Miese Vorstellungsgespräche »Warum sehe ich keinen Ring an Ihrem Finger?«
Endlich ist der Tag des Vorstellungsgesprächs gekommen. Sie haben sich gründlich darauf vorbereitet, sind im Kopf alle möglichen Fragen durchgegangen - und dann fragt der potenzielle Chef nach der Ehefrau, dem Grundschulzeugnis oder dem Verhältnis zu Ihrem Vater.

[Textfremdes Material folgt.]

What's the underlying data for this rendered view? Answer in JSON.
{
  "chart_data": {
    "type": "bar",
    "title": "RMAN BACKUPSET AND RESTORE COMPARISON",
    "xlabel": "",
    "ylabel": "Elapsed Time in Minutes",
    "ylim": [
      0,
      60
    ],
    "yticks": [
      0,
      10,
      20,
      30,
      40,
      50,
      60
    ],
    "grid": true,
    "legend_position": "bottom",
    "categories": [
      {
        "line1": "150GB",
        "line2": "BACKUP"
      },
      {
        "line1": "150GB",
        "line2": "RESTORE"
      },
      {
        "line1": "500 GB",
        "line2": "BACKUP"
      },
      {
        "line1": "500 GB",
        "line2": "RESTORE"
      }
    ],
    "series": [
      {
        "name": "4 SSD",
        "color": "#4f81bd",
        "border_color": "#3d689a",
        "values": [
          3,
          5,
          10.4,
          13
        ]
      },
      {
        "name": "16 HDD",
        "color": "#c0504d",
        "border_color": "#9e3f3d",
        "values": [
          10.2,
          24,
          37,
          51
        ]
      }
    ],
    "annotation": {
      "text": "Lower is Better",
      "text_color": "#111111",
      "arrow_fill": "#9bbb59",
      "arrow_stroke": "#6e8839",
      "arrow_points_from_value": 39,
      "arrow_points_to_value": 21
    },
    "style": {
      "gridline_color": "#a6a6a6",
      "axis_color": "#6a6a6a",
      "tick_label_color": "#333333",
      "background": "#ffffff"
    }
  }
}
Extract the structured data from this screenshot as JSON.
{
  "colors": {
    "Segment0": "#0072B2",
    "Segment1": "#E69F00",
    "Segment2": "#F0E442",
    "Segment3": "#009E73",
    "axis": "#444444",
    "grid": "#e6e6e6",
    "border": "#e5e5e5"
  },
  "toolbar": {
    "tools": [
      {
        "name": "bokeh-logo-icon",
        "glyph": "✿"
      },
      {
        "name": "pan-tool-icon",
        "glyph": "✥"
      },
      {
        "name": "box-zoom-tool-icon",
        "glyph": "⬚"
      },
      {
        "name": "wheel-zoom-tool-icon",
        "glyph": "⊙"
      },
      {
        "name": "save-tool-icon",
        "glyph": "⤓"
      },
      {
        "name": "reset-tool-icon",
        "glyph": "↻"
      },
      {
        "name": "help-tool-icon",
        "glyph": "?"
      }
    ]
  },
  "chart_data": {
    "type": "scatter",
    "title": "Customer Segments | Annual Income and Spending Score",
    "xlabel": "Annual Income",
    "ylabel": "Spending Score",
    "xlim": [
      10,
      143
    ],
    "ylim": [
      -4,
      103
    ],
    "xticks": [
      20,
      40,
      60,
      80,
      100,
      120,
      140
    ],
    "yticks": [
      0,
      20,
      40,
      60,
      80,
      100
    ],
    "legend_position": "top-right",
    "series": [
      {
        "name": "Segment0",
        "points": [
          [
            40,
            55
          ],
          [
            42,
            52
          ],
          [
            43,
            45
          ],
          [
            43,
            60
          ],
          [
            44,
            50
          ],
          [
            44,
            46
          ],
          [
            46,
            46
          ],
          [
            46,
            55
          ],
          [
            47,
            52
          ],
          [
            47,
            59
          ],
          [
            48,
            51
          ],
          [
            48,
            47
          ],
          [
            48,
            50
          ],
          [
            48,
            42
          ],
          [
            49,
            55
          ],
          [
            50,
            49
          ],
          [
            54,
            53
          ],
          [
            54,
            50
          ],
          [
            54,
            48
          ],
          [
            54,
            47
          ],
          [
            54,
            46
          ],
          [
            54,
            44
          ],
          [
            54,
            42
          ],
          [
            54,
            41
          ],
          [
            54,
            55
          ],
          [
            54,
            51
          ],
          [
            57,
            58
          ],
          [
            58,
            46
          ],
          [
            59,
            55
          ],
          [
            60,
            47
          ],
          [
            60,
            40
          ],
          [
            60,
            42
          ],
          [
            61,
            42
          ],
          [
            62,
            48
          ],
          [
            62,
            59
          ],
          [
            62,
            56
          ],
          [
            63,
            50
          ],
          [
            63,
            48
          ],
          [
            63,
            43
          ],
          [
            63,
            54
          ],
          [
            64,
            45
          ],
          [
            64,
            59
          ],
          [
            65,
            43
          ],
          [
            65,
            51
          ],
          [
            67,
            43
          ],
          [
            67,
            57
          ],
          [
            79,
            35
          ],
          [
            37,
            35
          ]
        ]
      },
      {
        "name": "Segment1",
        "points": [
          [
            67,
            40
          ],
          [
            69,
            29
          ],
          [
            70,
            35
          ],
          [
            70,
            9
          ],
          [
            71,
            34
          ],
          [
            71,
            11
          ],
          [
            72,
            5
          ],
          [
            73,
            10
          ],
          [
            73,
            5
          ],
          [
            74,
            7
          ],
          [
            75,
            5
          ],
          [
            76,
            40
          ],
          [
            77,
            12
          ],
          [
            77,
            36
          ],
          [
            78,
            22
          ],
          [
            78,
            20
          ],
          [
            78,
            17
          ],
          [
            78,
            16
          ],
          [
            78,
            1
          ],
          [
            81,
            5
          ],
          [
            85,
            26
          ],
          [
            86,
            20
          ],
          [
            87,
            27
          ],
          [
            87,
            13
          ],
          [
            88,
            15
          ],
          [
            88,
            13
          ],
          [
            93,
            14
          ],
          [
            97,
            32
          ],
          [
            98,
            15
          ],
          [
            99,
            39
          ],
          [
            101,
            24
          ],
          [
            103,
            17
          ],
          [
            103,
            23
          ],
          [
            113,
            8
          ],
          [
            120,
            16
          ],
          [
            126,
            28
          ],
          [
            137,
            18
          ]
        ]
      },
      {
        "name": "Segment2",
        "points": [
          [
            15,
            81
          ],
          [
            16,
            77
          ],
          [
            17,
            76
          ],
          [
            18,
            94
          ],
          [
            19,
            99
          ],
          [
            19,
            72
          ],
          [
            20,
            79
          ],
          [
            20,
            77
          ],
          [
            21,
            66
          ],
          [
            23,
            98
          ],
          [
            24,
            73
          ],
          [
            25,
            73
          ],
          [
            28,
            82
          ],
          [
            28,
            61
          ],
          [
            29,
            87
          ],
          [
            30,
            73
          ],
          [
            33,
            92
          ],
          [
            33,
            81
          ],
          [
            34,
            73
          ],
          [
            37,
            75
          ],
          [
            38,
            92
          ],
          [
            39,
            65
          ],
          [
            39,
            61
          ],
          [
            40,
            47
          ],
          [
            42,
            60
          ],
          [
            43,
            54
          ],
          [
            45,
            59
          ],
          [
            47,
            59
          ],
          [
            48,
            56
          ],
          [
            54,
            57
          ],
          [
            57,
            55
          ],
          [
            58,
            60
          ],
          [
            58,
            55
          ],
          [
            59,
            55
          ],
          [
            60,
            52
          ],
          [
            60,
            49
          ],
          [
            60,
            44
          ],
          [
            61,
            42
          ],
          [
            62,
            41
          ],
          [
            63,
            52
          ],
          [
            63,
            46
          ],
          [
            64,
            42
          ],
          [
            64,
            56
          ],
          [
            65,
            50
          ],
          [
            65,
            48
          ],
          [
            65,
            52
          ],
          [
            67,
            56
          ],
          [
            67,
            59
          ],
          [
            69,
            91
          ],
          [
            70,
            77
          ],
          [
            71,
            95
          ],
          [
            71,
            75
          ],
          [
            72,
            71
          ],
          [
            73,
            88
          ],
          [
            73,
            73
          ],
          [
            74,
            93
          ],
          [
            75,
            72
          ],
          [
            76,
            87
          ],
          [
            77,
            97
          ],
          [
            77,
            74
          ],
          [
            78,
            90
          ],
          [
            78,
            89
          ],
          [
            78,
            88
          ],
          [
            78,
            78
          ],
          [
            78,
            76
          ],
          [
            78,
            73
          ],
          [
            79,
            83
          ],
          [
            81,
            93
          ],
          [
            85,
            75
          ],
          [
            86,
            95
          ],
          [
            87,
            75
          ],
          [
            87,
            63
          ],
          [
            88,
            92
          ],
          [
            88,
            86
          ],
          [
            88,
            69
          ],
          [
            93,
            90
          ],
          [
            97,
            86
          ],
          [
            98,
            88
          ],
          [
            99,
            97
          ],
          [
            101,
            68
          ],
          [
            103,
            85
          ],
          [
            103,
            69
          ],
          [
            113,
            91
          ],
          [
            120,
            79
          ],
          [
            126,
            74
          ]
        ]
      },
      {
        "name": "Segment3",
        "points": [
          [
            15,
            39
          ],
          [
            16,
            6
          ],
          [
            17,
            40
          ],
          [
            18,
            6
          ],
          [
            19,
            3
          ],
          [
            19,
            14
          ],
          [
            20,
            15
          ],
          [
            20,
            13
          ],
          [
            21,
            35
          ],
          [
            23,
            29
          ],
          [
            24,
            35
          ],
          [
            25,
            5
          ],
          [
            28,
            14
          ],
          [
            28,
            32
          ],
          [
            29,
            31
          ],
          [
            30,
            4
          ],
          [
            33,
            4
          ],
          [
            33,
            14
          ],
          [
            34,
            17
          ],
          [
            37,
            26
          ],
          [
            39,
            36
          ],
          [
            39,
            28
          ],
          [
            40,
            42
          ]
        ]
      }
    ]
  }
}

Wir hatten SPIEGEL-ONLINE-Leser aufgerufen, uns von ihren Erlebnissen in Bewerbungsgesprächen zu erzählen. Manche Anekdote ist einfach nur zum Kopfschütteln, andere sind schlicht komisch oder bizarr – oder wurden Sie schon einmal gebeten, während des Gesprächs mit einer Barbiepuppe zu spielen? Aber lesen Sie selbst:
Wenn auch Sie schon mal überrumpelt worden sind in einem Job-Interview, können Sie nun gewiss sein: Sie sind nicht allein. Auch Azubis erzählen von miesen Auswahlgesprächen und hier können Sie dreiste Job-Absagen an SPIEGEL ONLINE-Leser nachlesen.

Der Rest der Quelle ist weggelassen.